In April 2017, Paul Taylor was appointed executive director of FoodShare, a non-profit in Toronto that hosts community markets, sells affordable produce boxes, and organizes school nutrition programs. One day, Taylor asked one of his colleagues what food justice meant to her. “She said, ‘Food justice means having decent work,’” Taylor recalls. The comment stung: At the time, FoodShare’s lowest-earning workers were paid minimum wage. “We were supporting communities that had been made vulnerable,” he says, “but we were doing so on the backs of workers who were vulnerable themselves.”

When Taylor joined the organization, FoodShare had a pay grid, but it was inconsistently applied and not accessible to employees. “It wasn’t clear to me that people were being compensated based on a principle of equal pay for equal work,” Taylor says. He sat down with his senior leadership team and by July of 2018, they had rolled out some significant changes to their payment schedules.

A portrait of FoodShare executive director Paul Taylor
Paul Taylor (Photography by Stacey Newman)

First, they created a transparent pay grid and increased wages for individuals at the bottom by 25 per cent. “Employees can see what we compensate for various roles at various levels,” Taylor explains. The organization was able to pay for the wage increases by amplifying its fundraising efforts and boosting sales of its produce boxes. It also nixed salary negotiations altogether, sticking with the wages laid out in the grid. “Opaque salary negotiations do a real disservice to racialized folks, especially racialized women,” Taylor says. According to data from the University of Virginia, when Black applicants negotiate for higher salaries, employers often perceive them as pushier than white applicants who made the same requests.

“People want to work at an organization that reflects their values”

Another change was the introduction of a ratio system, which ensures that the highest-paid worker at FoodShare earns a maximum of three times that of the lowest-paid worker. “We were talking about the effect that growing income inequality has on food insecurity, but we were perpetuating it ourselves. It seemed disingenuous,” Taylor says

The changes have been hugely effective, he says—there’s less turnover, less need for recruitment and less time and energy spent filling vacant positions. The caliber and quality of job candidates have also improved. “People want to work at an organization that reflects their values,” he says. Since it implemented these policies, FoodShare’s staff has grown from 60 full-time equivalent employees in 2018 to more than 100 in 2021, and its annual revenue has grown from $6.4 million in 2018 to $10.7 million in 2020.
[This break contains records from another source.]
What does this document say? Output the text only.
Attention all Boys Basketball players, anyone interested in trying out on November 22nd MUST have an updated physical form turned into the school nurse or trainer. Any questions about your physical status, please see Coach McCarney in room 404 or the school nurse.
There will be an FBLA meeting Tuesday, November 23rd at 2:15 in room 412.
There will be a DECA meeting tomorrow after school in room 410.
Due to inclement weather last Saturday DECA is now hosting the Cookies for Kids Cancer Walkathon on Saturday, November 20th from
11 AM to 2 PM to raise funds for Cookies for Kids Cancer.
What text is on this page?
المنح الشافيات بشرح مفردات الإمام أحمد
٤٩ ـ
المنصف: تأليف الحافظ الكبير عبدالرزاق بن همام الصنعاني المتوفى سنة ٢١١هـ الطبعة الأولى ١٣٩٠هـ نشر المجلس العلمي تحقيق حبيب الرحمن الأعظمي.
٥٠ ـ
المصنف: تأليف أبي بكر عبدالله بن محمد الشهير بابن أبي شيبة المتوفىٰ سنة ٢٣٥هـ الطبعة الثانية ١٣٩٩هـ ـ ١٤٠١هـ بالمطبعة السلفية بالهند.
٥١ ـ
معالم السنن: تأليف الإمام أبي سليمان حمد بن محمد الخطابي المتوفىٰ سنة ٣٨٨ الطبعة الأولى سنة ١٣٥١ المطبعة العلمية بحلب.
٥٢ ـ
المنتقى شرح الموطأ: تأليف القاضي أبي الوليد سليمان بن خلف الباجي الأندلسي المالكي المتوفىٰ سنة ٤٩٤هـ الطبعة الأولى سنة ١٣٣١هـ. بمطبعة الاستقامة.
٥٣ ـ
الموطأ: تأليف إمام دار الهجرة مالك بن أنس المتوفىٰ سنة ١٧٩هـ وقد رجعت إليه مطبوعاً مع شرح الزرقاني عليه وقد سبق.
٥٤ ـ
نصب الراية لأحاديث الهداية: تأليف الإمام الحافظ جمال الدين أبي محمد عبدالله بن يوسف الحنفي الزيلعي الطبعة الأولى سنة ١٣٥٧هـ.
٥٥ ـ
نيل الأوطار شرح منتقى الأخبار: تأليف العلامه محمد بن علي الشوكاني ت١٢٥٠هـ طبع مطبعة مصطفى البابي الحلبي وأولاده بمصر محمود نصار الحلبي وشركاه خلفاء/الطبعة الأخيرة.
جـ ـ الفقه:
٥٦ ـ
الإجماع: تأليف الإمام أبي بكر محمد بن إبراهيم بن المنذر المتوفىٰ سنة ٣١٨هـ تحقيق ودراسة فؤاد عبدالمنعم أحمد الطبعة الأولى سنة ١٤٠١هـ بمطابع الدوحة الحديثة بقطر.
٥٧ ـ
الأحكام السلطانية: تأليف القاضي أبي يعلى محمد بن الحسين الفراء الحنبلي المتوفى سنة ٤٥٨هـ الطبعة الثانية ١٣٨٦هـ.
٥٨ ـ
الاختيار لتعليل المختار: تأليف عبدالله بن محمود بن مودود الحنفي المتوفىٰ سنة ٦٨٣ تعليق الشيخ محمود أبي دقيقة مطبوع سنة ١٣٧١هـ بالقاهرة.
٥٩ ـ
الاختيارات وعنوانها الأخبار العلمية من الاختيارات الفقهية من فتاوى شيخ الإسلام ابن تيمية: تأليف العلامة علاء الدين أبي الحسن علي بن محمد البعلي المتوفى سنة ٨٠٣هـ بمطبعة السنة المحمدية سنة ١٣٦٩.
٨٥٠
Taylor argues that pay transparency should extend into the corporate world but believes that most executives and company owners are too preoccupied with profit to take action on their own. Instead, he says, we need government mandates forcing businesses to update their policies. In the meantime, he’s continued to encourage pay transparency in the non-profit ecosystem. In June of 2021, FoodShare sent out an open letter to the non-profit job board Charity Village asking that it make compensation information mandatory for all job listings posted on its website. Since then, more than 90 organizations have signed the letter, including Greenpeace Canada and Doctors Without Borders.